Olayda, davacı bankanın A... Sigorta A.Ş. ile imzaladığı sözleşme neticesinde 2011/Temmuz dönemine ait ihtirazi kayıtla ödenen damga vergisinin 625.691,70 TL lik kısmının yasal faizi ile birlikte iadesi istemiyle açılan davanın vergi mahkemesi tarafından; ayrı bir hukuki değeri olan, müstakilen ibraz edilebilir mahiyette bulunan ve bu sebeple de içeriği itibarıyla ayrı ayrı ve aynı şekilde ispat ve belli etme gücüne sahip olan nüshaların, sözleşmenin her bir tarafına bu yetkileri vermesi nedeniyle ayrı vergilendirilmesi gerektiği, öte yandan Damga Vergisi Kanununun 14. maddesinde belirlenen azami haddin bir nüshadan alınacak damga vergisine ilişkin olduğu, bütün hususlar karşısında yapılan tahakkukta kanuna aykırılığın bulunmadığı gerekçesiyle reddedildiği görülmektedir.

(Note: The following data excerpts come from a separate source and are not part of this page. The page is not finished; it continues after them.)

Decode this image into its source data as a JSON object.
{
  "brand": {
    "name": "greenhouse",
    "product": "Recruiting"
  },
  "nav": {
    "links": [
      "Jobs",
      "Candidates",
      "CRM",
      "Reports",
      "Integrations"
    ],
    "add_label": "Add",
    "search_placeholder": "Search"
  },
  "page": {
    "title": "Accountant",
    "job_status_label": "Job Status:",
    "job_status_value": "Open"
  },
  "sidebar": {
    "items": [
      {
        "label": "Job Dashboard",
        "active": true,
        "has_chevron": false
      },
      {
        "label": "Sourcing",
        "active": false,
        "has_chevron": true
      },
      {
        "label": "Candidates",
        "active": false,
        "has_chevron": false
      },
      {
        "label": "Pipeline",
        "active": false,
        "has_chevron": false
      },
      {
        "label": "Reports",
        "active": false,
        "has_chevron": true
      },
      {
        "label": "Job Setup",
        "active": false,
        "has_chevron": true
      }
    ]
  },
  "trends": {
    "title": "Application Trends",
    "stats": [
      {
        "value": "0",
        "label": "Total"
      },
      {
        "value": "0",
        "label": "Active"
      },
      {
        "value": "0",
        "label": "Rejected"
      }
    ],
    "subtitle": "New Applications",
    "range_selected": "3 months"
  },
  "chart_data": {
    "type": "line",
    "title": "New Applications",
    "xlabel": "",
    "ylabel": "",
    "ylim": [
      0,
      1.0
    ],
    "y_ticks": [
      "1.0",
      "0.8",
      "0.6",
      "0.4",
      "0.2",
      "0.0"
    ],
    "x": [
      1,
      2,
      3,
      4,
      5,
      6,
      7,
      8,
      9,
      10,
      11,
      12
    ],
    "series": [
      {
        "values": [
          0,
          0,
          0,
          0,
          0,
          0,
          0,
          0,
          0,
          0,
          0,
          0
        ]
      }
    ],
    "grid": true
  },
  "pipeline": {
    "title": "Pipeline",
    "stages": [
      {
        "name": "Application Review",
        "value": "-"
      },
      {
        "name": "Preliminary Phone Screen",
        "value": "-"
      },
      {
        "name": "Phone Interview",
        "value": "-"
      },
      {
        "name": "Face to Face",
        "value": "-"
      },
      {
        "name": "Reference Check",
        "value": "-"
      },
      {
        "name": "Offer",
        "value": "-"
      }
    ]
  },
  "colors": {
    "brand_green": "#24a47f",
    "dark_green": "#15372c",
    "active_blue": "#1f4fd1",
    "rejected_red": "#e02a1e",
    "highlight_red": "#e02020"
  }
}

Damga Vergisi Kanununun 1'inci maddesinin ikinci fıkrasında "bu Kanundaki kağıtlar terimi, yazılıp imzalanmak veya imza yerine geçen bir işaret konmak suretiyle düzenlenen ve herhangi bir hususu ispat veya belli etmek için ibraz edilebilecek olan belgeleri ifade eder" hükmü yer almaktadır. Asılla birlikte aynı hususu ispat veya belli etmek üzere kullanılmak için düzenlenen nüsha da, asıl gibi, muamelenin taraflarının imzalarını veya imza yerine geçen bir işareti taşımaktadır. Bu açıdan fıkrada yapılan kağıt tanımı, her nüshanın ayrı bir kağıt olduğu izlenimini verebilecek niteliktedir.

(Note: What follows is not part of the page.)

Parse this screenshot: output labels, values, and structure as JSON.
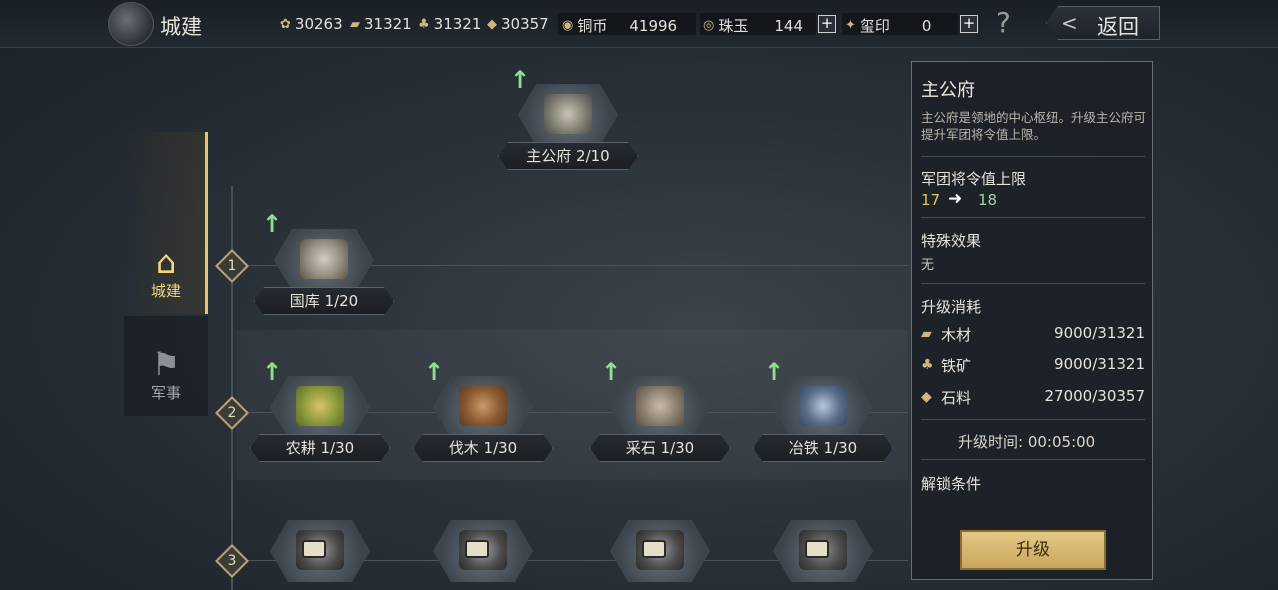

Ancak; anılan Kanunun 5'inci maddesinin, "Bir nüshadan fazla olarak düzenlenen kağıtların her nüshası ayrı ayrı miktar veya nispette Damga Vergisine tabidir." cümlesinde geçen "... kağıtların her nüshası..." ibaresi, Kanunda geçen "Kağıt" teriminin, "nüsha" teriminden farklı olduğunu; aynı hususu ispat veya belli etmek üzere düzenlenip imzalanan nüshaların tümünün birlikte, kağıdı ifade ettiğini göstermektedir. Söz konusu 5'inci madde hükmü ile 14'üncü maddenin düzenlemesi birlikte değerlendirildiğinde; damga vergisine tabi kağıtların her nüshasının diğerinden ayrı olarak vergilendirileceği; ancak, tüm nüshalar için hesaplanan toplam verginin, 14'üncü maddede yazılı azami haddi aşamayacağı sonucuna varılmaktadır. 4369 sayılı Kanunun 77'nci maddesinin gerekçesinde, azami haddin, kimi durumlarda kağıtların vergisinin bu kağıtları düzenleyip imzalayanların sermayelerini aşabileceği göz önünde bulundurularak, bunun önlenmesi amacıyla getirildiği açıklamasının yapılmış olması da varılan bu sonucu doğruladığından, davanın reddine karar veren vergi mahkemesi kararında isabet görülmemiştir.

Açıklanan nedenlerle, temyiz isteminin kabulüne, İstanbul 3. Vergi Mahkemesi'nin 20.04.2012 tarih ve E:2011/1745; K:2012/1027 sayılı kararının bozulmasına, bu kararın tebliğ tarihini izleyen 15 gün içinde kararın düzeltilmesi yolu açık olmak üzere, 17.02.2016 tarihinde oybirliğiyle karar verildi.